ABSTRACT

Samuel Fleischacker has introduced a distinction between a “minimalist” and a “maximalist” perception of Enlightenment.1 This distinction is very useful for understanding why the ideas and the attitudes of Scottish Enlightenment failed to find fertile soil in Modern Greece. Scottish Enlightenment, and Smith’s moral theory in particular, endeavors to

foster a common language fully conversant with an individual’s inherited common sense, as the condition for the moral development of the individuals forming a moral community within a perspective of openess. This pursuit for a common moral language can be traced to Smith’s treatment of sympathy as the par excellence mechanism of triggering and communicating moral sentiments. The classical loci of moral theory, such as assessment of motives and consequences of actions, merit or demerit, moral duty, customs and manners, virtue and vice and rules of justice are treated in terms of sympathy.

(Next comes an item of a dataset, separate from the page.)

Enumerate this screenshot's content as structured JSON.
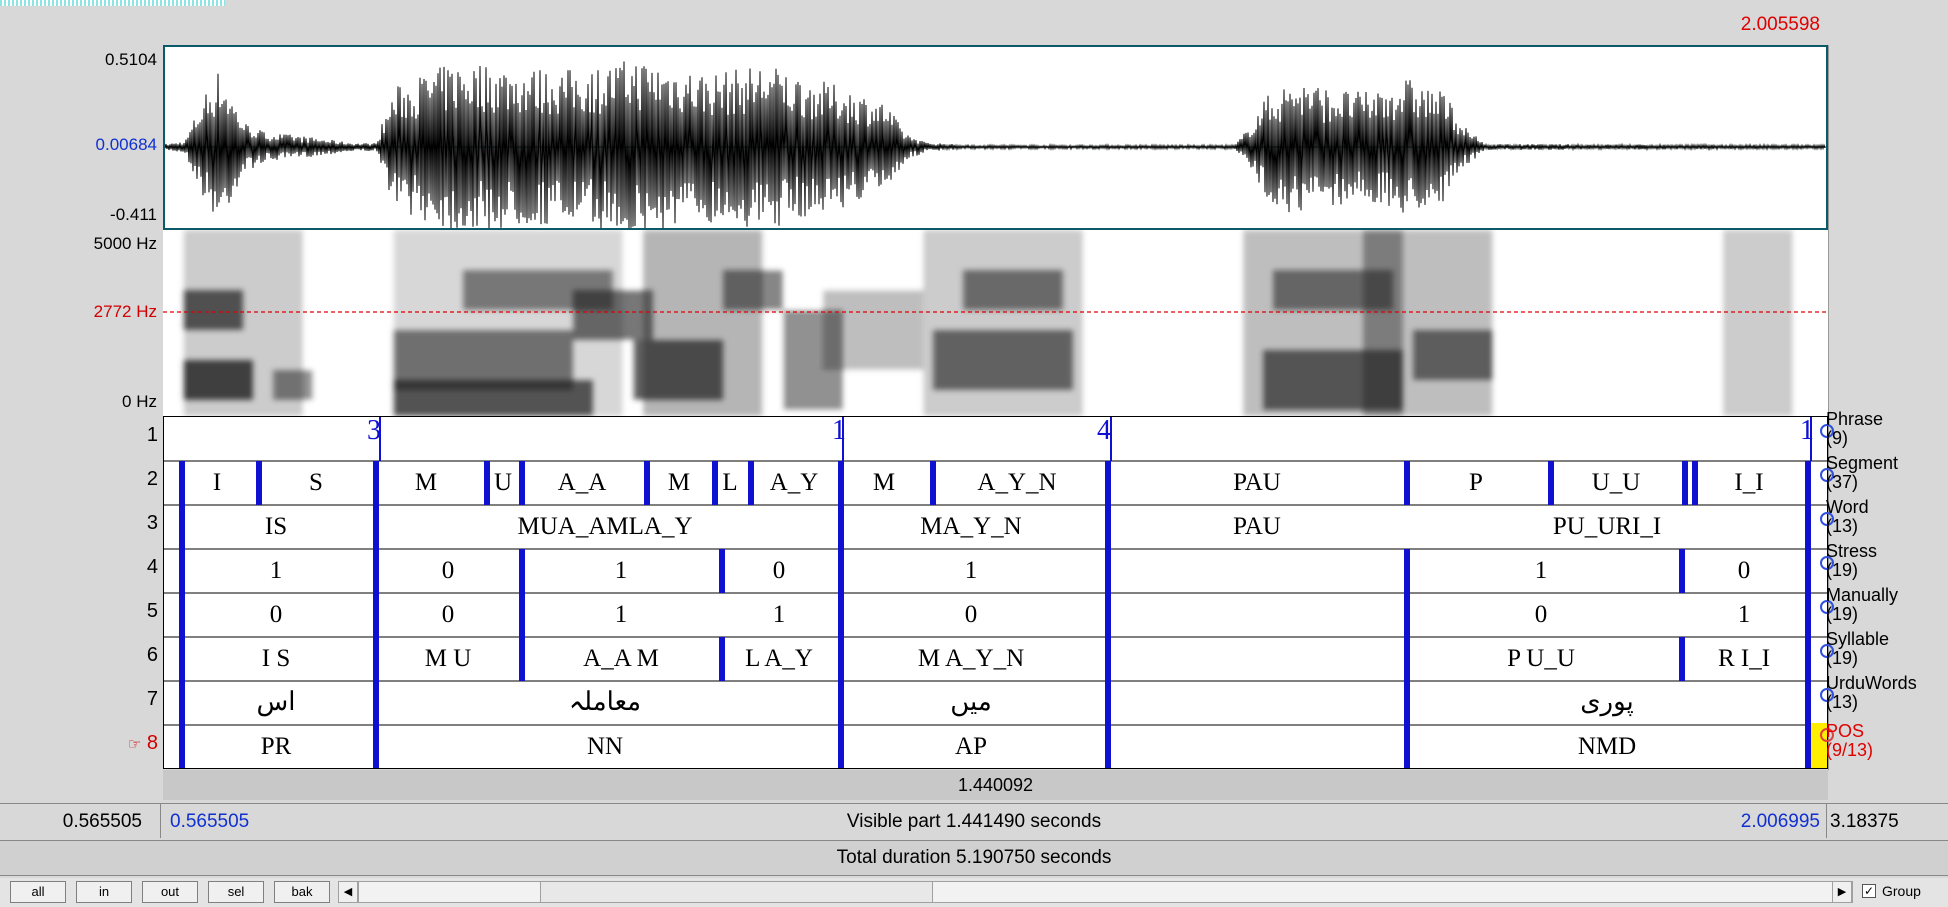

Sympathy is not meant as a kind of innate moral sense (in Hutcheson’s way), but as a common human capacity to put oneself in the place of the other and to enter through imagination into the other’s sentiments. Moreover, to evaluate and judge such sentiments by means of conjecturing in what measure an imagined impartial spectator would approve or disapprove of them. The impartial spectator procedure provides a kind of moral standard, which is tantamount neither to a commitment to certain views nor a to an abstract a priori moral imperative. What is really enlightening is the public and open process of evaluation and judgment, resulting in common standards, by correcting and refining moral sentiments. For humans to be adequately engaged in such a process, allegiance to a common good or cause is not a prerequisite. What is needed is cultivation of the natural human capacity for sympathy, imagination and independent judgment. Seen in this light, sympathy binds together in moral community, individuals who are independent and equal. This communicating through sympathy can be understood in terms of an ongoing

cultivation, refinement, and scrutinizing of spontaneous and habitual sentimental reactions; in other words, as a process of becoming mature in one’s moral sentiments through enlightened self-scrutiny and perception of others. This focus on a morality rooted in sentiments, aspired, and in a considerable measure, resulted in transforming the inherited structure and norms by which people came by their moral sentiments. Far from endorsing a specific moral doctrine or maximalist vision of “enlightened” man, the Scottish Enlightenment asserted a fundamental trust in an individual’s capacity to arrive independently at moral maturity by means of cultivating and refining their moral sentiments Thus, eighteenth century Scotland bequeaths a perhaps “over-particular”, and

“parochial” even, rather than universal, but nevertheless an fundamental early contribution to a “minimalist” view of Enlightenment.